Cette chronique de la vie ordinaire dans un hôpital public de 2300 lits regroupés sur 5 sites, motive la réflexion de cette contribution. Des rapports existent sur la qualité de vie au travail, sur la nécessité d’un sens commun. Les exemples cités confirment que la communication est difficile au sein de l’hôpital, que les jeux de pouvoirs occultent les valeurs phares que devraient être la bientraitance et le respect mutuel. Celles-ci sont nécessaires pour la mission première qui devrait être de soigner les patients qui s’y adressent, et cela avec empathie.

Il existe évidemment, tout comme sur le voilier Jolokia, des talents pluri professionnels dans une structure hospitalière de cette taille. Comment pouvoir se libérer des seules contraintes extérieures en répondant déjà à celles internes ?

Parler de l’autre, s’y intéresser, permet de dire pourquoi l’on fait les choses, et ainsi suivre plus facilement un cap commun pour les faire.

APPRENDRE À SE CONNAÎTRE, NE PAS RÉDUIRE LA FONCTION DE CHACUN À UNE SIMPLE CASE DANS UN PLANNING, OU À UN TITRE DE DIRECTEUR, EST UNE PISTE POUR CRÉER CETTE FORCE DE LA DIFFÉRENCE…

Les méthodes d’enseignement moderne, la gestion des risques et des crises, comme celles que l’hôpital traverse, sont des pistes qu’il est urgent de mettre en place, pour redonner aux étudiants, médecins, soignants ou gestionnaires, un horizon et des perspectives motivantes.

La simulation en santé est un levier possible. Il met en situation des professionnels autour d’un scénario préétabli. À l’issue
de la séance, il est procédé à un débriefing avec tous les personnels impli- qués. Ce n’est pas tant des capacités techniques qu’il est débattu, que des facteurs humains qui y ont été déployés. Parler de l’autre, s’intéresser à son processus de pensée, à ses ressentis, les comprendre, cerner son positionnement au sein du groupe sont les points clefs. En résumé, comment l’aider à s’y sentir mieux, est la finalité prioritaire de ces exercices.

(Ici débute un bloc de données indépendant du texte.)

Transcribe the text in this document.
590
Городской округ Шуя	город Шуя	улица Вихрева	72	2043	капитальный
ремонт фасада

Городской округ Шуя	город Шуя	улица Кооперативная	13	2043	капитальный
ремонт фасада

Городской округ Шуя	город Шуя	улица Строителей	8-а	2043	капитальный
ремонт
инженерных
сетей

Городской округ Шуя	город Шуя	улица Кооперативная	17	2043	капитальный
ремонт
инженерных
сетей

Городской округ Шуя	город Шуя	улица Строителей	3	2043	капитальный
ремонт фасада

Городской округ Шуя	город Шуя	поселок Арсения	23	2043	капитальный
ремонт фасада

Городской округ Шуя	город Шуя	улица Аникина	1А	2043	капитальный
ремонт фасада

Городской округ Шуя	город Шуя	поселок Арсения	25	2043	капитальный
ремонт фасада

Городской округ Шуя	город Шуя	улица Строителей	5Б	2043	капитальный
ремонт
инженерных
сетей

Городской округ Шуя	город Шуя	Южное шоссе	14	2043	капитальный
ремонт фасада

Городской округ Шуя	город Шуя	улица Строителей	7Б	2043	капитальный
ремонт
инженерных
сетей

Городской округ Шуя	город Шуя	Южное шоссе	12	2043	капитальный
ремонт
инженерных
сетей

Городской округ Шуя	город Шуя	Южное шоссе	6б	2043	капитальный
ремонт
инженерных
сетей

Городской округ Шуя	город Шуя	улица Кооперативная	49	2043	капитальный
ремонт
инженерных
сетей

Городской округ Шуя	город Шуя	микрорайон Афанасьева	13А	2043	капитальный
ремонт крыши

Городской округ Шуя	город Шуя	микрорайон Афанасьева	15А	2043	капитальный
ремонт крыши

Ces séances de simulation s’intègrent de plus en plus comme un outil pour la gestion des risques. Il est usuel au sein des hôpitaux de relire les évènements indésirables qui tournent autour de soins, beaucoup moins souvent pour ce qui concerne la gestion des ressources humaines et la gouvernance. Un chef de pôle ou un directeur démissionne, il faut alors en trouver un autre, mais personne ne s’interroge sur cet épisode qui grève la dynamique des services et impacte les personnels et indirectement les soins en installant de la défiance de chaque côté de deux rives qui n’ont pas lieu d’être : les administratifs et les soignants…

Apprendre à se connaître, ne pas réduire la fonction de chacun à une simple case dans un planning, ou à un titre de directeur, est une piste pour créer cette force de la différence.

Les études de médecine sont longues et souvent bien décalées des fonctions hospitalières de gouvernance qui pourront incomber aux futurs médecins. Celles des directeurs sont très souvent gérées par la voie exclusive de l’École des Hautes Etudes de Santé Publique, avec très peu de contact direct avec les soignants hormis un court stage.

La mixité pourrait commencer là, lors de l’apprentissage. Il serait tout à fait bénéfique que les internes, dans leur cursus, croisent celui des élèves directeurs. La simulation pourrait être un support particulièrement pertinent. Organiser des séances communes lors de stages hospitaliers, animées par des équipes mixtes de directeurs et médecins favorisera une culture d’entreprise partagée.

Les thèmes et scénarios à aborder ne manquent pas.

De plus par la suite, au quotidien, toute difficulté ressentie dans la gestion humaine, doit faire l’objet d’une analyse au même titre que d’autres événements indésirables hospitaliers. C’est autour de retours d’expérience et encore de leur modélisation en simulation, qu’il sera possible d’obtenir une culture d’entreprise commune, sortir de la défiance habituelle entre clans, pour se tourner vers la confiance et le respect mutuel afin de faire de nos différences une force.